I smiled. Then, as if a dam had been breached, we both started laughing uncontrollably as if we were never going to be able to stop.
Eventually, panting, red-faced and self-conscious, we calmed down. He handed me a tissue, and I wiped my eyes and mouth.
‘Was that it?’ he asked
‘No. I wanted to tell you I’m sorry. And that I know that I’ll never fully appreciate how it’s been for all of you. I think it probably would have been better for everyone, me included, if I had died. But I didn’t. I’m back, and I’m grateful for everything everyone’s done for me. You in particular.’
He shrugged.
‘But I need to stop being a victim. I want to be a person again, someone who can be left to her own devices.’
‘That’s not going to happen for a while, if ever.’
‘But I want to try.’
Two years after her astonishing re-entry into the world, Gail was discharged from hospital and immediately vanished.
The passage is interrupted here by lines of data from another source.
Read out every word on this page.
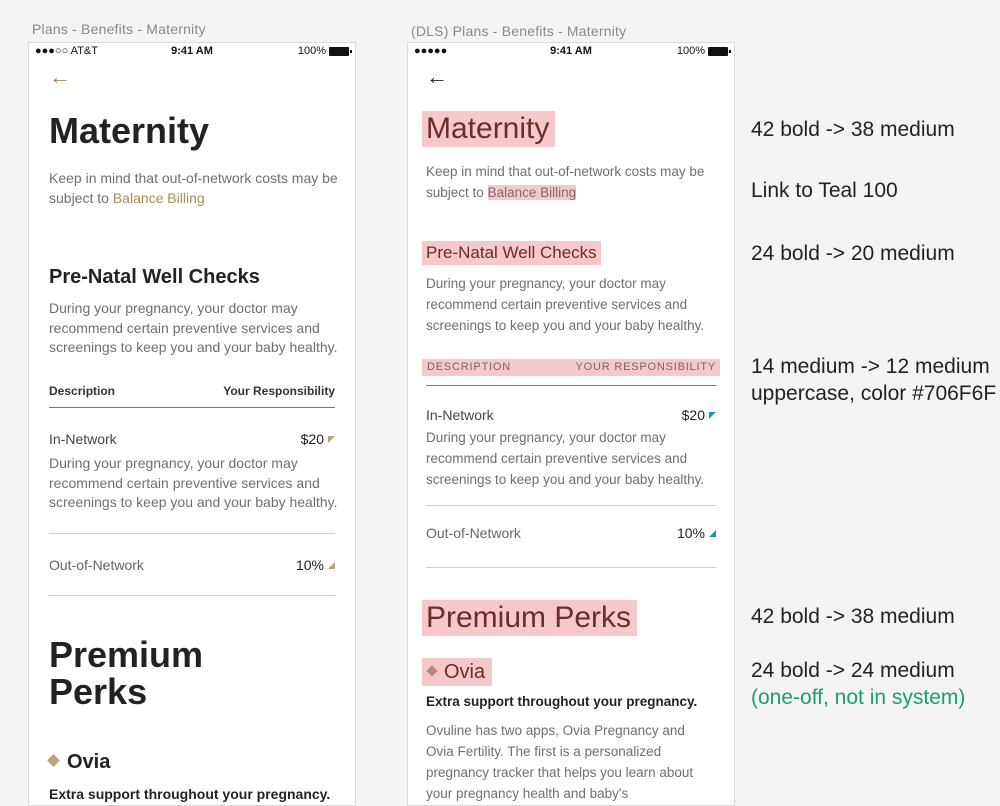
Plans - Benefits - Maternity	(DLS) Plans - Benefits - Maternity
●●●○○ AT&T	9:41 AM	100%
←
Maternity
Keep in mind that out-of-network costs may be subject to Balance Billing
Pre-Natal Well Checks
During your pregnancy, your doctor may recommend certain preventive services and screenings to keep you and your baby healthy.
Description	Your Responsibility
In-Network	$20
During your pregnancy, your doctor may recommend certain preventive services and screenings to keep you and your baby healthy.
Out-of-Network	10%
Premium
Perks
Ovia
Extra support throughout your pregnancy.
●●●●●	9:41 AM	100%
←
Maternity
Keep in mind that out-of-network costs may be subject to Balance Billing
Pre-Natal Well Checks
During your pregnancy, your doctor may recommend certain preventive services and screenings to keep you and your baby healthy.
DESCRIPTION	YOUR RESPONSIBILITY
In-Network	$20
During your pregnancy, your doctor may recommend certain preventive services and screenings to keep you and your baby healthy.
Out-of-Network	10%
Premium Perks
Ovia
Extra support throughout your pregnancy.
Ovuline has two apps, Ovia Pregnancy and Ovia Fertility. The first is a personalized pregnancy tracker that helps you learn about your pregnancy health and baby's
42 bold -> 38 medium
Link to Teal 100
24 bold -> 20 medium
14 medium -> 12 medium
uppercase, color #706F6F
42 bold -> 38 medium
24 bold -> 24 medium
(one-off, not in system)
Simon has an old transit van. He’s taken me out in it numerous times. It rattles and is far from comfortable but is amazingly clean. Today, we’re going somewhere I’ve never been before: a place he knows on the coast. A friend is lending him a cottage, he said, and he thinks it’ll do us fine.
‘How long for?’ I asked.
He shrugged. ‘Long as we want. We’ll see how things go.’
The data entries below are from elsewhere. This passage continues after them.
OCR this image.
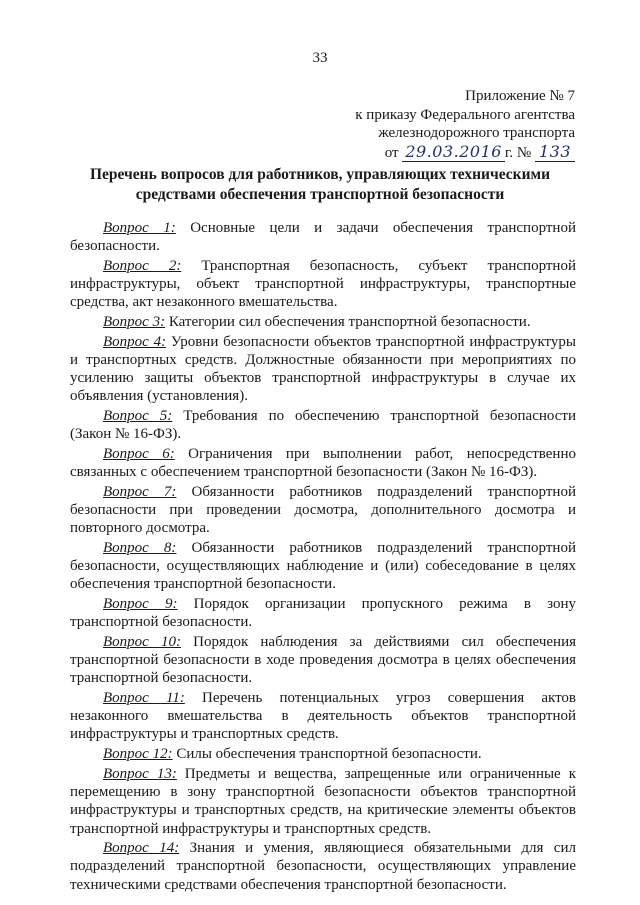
33
Приложение № 7
к приказу Федерального агентства
железнодорожного транспорта
от 29.03.2016 г. № 133
Перечень вопросов для работников, управляющих техническими
средствами обеспечения транспортной безопасности

Вопрос 1: Основные цели и задачи обеспечения транспортной безопасности.

Вопрос 2: Транспортная безопасность, субъект транспортной инфраструктуры, объект транспортной инфраструктуры, транспортные средства, акт незаконного вмешательства.

Вопрос 3: Категории сил обеспечения транспортной безопасности.

Вопрос 4: Уровни безопасности объектов транспортной инфраструктуры и транспортных средств. Должностные обязанности при мероприятиях по усилению защиты объектов транспортной инфраструктуры в случае их объявления (установления).

Вопрос 5: Требования по обеспечению транспортной безопасности (Закон № 16-ФЗ).

Вопрос 6: Ограничения при выполнении работ, непосредственно связанных с обеспечением транспортной безопасности (Закон № 16-ФЗ).

Вопрос 7: Обязанности работников подразделений транспортной безопасности при проведении досмотра, дополнительного досмотра и повторного досмотра.

Вопрос 8: Обязанности работников подразделений транспортной безопасности, осуществляющих наблюдение и (или) собеседование в целях обеспечения транспортной безопасности.

Вопрос 9: Порядок организации пропускного режима в зону транспортной безопасности.

Вопрос 10: Порядок наблюдения за действиями сил обеспечения транспортной безопасности в ходе проведения досмотра в целях обеспечения транспортной безопасности.

Вопрос 11: Перечень потенциальных угроз совершения актов незаконного вмешательства в деятельность объектов транспортной инфраструктуры и транспортных средств.

Вопрос 12: Силы обеспечения транспортной безопасности.

Вопрос 13: Предметы и вещества, запрещенные или ограниченные к перемещению в зону транспортной безопасности объектов транспортной инфраструктуры и транспортных средств, на критические элементы объектов транспортной инфраструктуры и транспортных средств.

Вопрос 14: Знания и умения, являющиеся обязательными для сил подразделений транспортной безопасности, осуществляющих управление техническими средствами обеспечения транспортной безопасности.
Today, I’m being discharged, although no one else knows except Ruth. And as Simon’s just told me that he’s given up his job, I guess we might be away for a while. I don’t know why he’s decided to do this for me, but I’m hoping that as the weeks go by, it’ll gradually become more clear.
Simon helps me into the front seat and stashes my wheelchair in the back. I’m wearing dark glasses and will have to put in earplugs as the noise and movement of the traffic are still too much for my senses to bear. Wearing these devices is like shutting down again; truth told, I quite like the break.
Not that Simon and I still ever say much, although his tone is much kinder these days. Weeks ago, I asked him if there was anything he remembered fondly from the time before ‘all this’.
He didn’t spend long thinking. ‘Plenty actually, but what I really liked were our trips in the car, just you and me, with the music on. You used to play Talking Heads, and we’d sing along.’
‘Did we? When? Where were the girls and your father?’
‘There were lots of times when they were away somewhere, and we’d go and pick them up, and at least once when you took me to visit Grandma – just the two of us.’
‘And you were happy then?’
‘Sure.’
Now, perched in his van, I’ve placed my entire trust in him. I’m letting him direct the future, but our starting point is that memory from the past. As he turns on the engine and reaches for the gear stick, I’m swamped by new emotions: excitement, joy, expectation.
How could I have thought him ordinary? He’s everything I could have wished for and more. I lean toward him and put my hand on top of his. ‘Thank you,’ I whisper.
He doesn’t respond, but as we pull away, he allows himself a smile.
Gail Williston is thought to be still alive somewhere in the UK. In the weeks before she left hospital, she told a media conference, ‘The only certainty in my life is that my future is a road to nowhere, but I’m looking forward to the ride’. Her family have declined to comment.